Now a leapfrog opportunity over two rows of technologies – Leapfrog2.

Having access to the financial systems is of little value unless one can move money, typically in the form of Payments. The Lydians first revolutionized payments by creating currency – coins, that were a far better payment mechanism then the existing barter system. The Medici banks introduced checks, two thousand years later. Bank cards, networked credit and debit cards became popular in the last 50 years. The last few years have seen an explosion in payments technologies – Mobile, Wallets, Digital currency are just a few examples. So there is an opportunity to on-board with effective KYC and enable payments – safely, seamlessly and globally.

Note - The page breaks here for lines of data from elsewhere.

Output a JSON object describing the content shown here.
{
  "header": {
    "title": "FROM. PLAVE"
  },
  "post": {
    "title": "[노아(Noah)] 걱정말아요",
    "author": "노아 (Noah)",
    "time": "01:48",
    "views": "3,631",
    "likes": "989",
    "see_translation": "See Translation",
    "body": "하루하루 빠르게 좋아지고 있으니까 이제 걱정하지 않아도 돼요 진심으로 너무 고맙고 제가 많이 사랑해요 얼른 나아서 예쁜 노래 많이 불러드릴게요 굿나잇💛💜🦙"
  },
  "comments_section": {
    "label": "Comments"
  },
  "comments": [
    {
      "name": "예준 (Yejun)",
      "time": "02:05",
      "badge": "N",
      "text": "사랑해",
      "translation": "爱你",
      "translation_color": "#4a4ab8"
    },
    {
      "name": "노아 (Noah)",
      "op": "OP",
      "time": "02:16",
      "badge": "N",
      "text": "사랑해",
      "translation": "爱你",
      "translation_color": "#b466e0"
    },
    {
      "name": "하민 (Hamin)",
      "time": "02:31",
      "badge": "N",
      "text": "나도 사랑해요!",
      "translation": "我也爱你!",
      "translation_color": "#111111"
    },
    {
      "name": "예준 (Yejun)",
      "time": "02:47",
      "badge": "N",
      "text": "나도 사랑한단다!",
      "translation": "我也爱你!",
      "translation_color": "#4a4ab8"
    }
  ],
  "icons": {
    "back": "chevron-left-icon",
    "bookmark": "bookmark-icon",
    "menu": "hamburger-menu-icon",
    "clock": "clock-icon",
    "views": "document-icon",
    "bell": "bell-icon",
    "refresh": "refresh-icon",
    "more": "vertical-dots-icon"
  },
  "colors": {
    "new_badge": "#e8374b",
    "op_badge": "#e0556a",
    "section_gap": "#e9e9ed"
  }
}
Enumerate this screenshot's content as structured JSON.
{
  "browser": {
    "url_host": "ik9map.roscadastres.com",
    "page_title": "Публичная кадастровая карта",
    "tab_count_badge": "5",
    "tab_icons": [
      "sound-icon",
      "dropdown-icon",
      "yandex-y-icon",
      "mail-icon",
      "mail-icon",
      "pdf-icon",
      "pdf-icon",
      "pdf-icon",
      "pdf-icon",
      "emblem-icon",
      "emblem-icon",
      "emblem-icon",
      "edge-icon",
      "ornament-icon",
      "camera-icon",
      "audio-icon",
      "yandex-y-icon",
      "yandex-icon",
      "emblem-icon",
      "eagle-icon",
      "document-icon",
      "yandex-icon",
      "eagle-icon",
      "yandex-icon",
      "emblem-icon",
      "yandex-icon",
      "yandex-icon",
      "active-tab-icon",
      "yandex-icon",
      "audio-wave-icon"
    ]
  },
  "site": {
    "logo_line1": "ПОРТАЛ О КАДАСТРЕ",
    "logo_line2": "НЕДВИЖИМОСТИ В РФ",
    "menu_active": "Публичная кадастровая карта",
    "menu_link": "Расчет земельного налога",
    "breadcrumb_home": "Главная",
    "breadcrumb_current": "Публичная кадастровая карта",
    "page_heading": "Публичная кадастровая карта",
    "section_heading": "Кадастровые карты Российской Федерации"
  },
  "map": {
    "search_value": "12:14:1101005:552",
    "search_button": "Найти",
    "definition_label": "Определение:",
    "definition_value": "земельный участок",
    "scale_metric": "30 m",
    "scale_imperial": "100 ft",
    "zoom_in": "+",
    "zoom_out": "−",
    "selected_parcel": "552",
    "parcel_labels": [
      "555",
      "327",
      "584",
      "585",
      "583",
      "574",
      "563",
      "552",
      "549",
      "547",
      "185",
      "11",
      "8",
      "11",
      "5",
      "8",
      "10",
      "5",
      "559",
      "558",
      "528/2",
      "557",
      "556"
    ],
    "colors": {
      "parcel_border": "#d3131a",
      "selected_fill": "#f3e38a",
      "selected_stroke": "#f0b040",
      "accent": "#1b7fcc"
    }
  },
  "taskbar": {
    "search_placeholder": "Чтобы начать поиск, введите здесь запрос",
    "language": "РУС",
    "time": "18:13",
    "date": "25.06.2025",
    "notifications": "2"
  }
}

IDmission’s flagship system of engagement INFORM coupled with Ada our platform on the Cloud, brings to the modern enterprise all the technology necessary to enable Leapfrog3.

Playing leapfrog as children, we never made successful leaps longer than three, with the third frog bearing the brunt of the attempted fourth leap. But we never stopped trying. So this really is about LeapfrogN.

It just so happens that N=3 at this point in time.

My best wishes for a wonderful Christmas and a truly great New Year.